María Isabel traveled with her sister to Spain. By the end of 1816, after a cold reception and an equally uncordial wedding, she settled in Madrid. By the beginning of 1817 she was already pregnant with her first daughter, who would be born in August of the same year. She would not, however, live more than five months. María Isabel lost her daughter but had to keep with her duties. She had to give Fernando VII an heir. In mid-1818, she discovered that she was pregnant again.
It was a risky pregnancy with a bad forecast. According to the chronicles, on December 26, 1818, contractions began. Hours earlier, María Isabel de Braganza had suffered from severe headaches. The queen was going through a serious complication that the doctors of those times did not know how to identify, but they guessed her fate. When she lost consciousness, they thought she was dead.
Despite the pleas of her sister, who saw in María Isabel signs that she was still alive, the king ordered a fatal caesarean section to save his possible heir. When the doctor started to operate in María Isabel’s womb, she suddenly woke up and uttered a horrible scream. It didn’t matter. Nothing else mattered but that possible child inside her, so they continued with the operation.
That is how María Isabel de Braganza died. At the age of 21, bleeding to death and suffering. The child they extracted from her womb followed her mother a few minutes later.
It is important to know the above to understand what goes next. María Isabel was not a happy woman. She was always considered herself a puppet who moved according to the wishes of whoever was in charge of her custody. María Isabel lived separated from her family, with the only company of her sister, with an absolute dictator who had no interest in her. She died young, having lost one daughter, surely aware that she was losing another. Despite everything, she was also the woman who promoted the creation of the Prado Museum.
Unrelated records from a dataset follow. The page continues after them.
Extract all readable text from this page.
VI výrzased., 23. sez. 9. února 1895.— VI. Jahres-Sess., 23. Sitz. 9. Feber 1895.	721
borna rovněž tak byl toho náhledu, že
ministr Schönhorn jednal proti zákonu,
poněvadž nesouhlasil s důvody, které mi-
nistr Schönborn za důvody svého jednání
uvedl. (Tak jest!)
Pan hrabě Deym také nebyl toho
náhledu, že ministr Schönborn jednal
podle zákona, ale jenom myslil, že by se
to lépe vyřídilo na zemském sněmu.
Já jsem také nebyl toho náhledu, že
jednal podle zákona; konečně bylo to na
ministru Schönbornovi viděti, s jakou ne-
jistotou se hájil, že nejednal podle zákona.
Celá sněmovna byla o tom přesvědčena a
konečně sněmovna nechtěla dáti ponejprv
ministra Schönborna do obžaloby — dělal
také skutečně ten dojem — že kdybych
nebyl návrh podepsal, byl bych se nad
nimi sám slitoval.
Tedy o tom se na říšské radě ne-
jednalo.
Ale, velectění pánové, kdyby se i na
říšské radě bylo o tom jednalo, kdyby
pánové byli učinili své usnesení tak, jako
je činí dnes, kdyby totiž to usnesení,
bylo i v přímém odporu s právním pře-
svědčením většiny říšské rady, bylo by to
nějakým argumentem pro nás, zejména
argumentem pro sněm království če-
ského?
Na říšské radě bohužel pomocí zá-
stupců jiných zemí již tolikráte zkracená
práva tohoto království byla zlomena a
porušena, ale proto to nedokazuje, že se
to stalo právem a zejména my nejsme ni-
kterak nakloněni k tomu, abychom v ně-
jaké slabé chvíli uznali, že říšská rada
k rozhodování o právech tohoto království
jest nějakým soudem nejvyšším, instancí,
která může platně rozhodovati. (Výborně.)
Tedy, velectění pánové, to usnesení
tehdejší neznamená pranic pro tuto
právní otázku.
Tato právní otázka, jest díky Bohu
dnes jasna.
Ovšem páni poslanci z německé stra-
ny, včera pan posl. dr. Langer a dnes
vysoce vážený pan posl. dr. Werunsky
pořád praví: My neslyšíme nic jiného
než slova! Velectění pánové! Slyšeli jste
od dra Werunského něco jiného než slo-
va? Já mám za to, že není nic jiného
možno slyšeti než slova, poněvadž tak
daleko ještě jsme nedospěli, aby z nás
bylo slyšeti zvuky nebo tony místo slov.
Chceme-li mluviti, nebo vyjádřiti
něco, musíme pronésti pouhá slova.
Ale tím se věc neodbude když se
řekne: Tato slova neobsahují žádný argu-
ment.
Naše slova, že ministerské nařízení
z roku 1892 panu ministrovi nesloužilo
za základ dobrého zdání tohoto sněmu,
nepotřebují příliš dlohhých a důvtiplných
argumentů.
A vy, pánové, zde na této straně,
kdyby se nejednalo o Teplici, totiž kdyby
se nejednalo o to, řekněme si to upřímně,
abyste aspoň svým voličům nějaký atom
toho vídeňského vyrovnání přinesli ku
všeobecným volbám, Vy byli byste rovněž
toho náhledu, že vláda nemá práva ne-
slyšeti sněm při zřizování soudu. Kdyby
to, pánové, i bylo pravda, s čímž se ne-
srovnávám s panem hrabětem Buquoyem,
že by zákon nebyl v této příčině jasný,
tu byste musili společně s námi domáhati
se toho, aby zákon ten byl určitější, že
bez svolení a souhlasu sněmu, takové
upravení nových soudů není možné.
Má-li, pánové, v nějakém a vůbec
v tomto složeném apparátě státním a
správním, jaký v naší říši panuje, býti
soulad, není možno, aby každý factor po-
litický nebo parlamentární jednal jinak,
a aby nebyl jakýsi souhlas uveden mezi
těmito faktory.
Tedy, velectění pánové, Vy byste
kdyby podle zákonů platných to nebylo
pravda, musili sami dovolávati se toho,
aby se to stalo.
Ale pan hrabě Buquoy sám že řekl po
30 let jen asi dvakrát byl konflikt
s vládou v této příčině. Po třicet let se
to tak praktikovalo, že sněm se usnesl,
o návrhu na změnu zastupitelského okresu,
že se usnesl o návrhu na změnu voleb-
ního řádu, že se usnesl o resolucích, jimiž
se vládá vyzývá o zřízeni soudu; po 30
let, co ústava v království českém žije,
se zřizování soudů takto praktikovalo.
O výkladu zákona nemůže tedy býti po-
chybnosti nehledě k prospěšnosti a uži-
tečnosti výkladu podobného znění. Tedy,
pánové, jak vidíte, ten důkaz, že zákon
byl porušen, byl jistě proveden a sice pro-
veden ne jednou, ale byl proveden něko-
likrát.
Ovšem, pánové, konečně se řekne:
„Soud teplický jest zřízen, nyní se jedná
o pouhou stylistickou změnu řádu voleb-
She was educated in the arts from an early age. Apart from the great knowledge she had, as it is reported, she practiced painting. However, when we try to find out the specific artistic and intellectual interests she had, we find the usual problem: the details are hard to find. Only a couple of facts and statements are preserved but they only explain that final act: the creation of a historical museum of international fame.
It was during a stay in the monastery of El Escorial that Maria Isabel came across a large collection of art condemned to dust in the basement of the building. There were works by Spanish and Italian masters, and many others that the French had tried to expropriate. María Isabel, partly encouraged by Francisco de Goya, soon understood the injustice of it. Not being able to preserve these works as they deserved, not being able to exhibit them for the public to enjoy. So, she decided to take action herself.
Therefore, she promoted the creation of an exhibition hall that would be housed in a building intended, in principle, to house the Cabinet of Natural History. She convinced her husband, the king, of this initiative, because she was involved in its conception and development. Furthermore, she surrounded herself with experts and became one herself. We like to think that she found a certain rest, a certain peace, in those paintings she loved. It is lovely to think that, in a way, she did achieve what she wanted, even if she never saw the result.
The Museo Nacional del Prado, a first and primitive version of the Prado enjoyed by the public today, opened its doors on November 19, 1819. María Isabel de Braganza, its promoter, had died a year earlier. She did not get to enjoy her passion turned into history. A savage caesarean section took with it the possibility of Spain enjoying a queen completely devoted to the world of art. What could have been.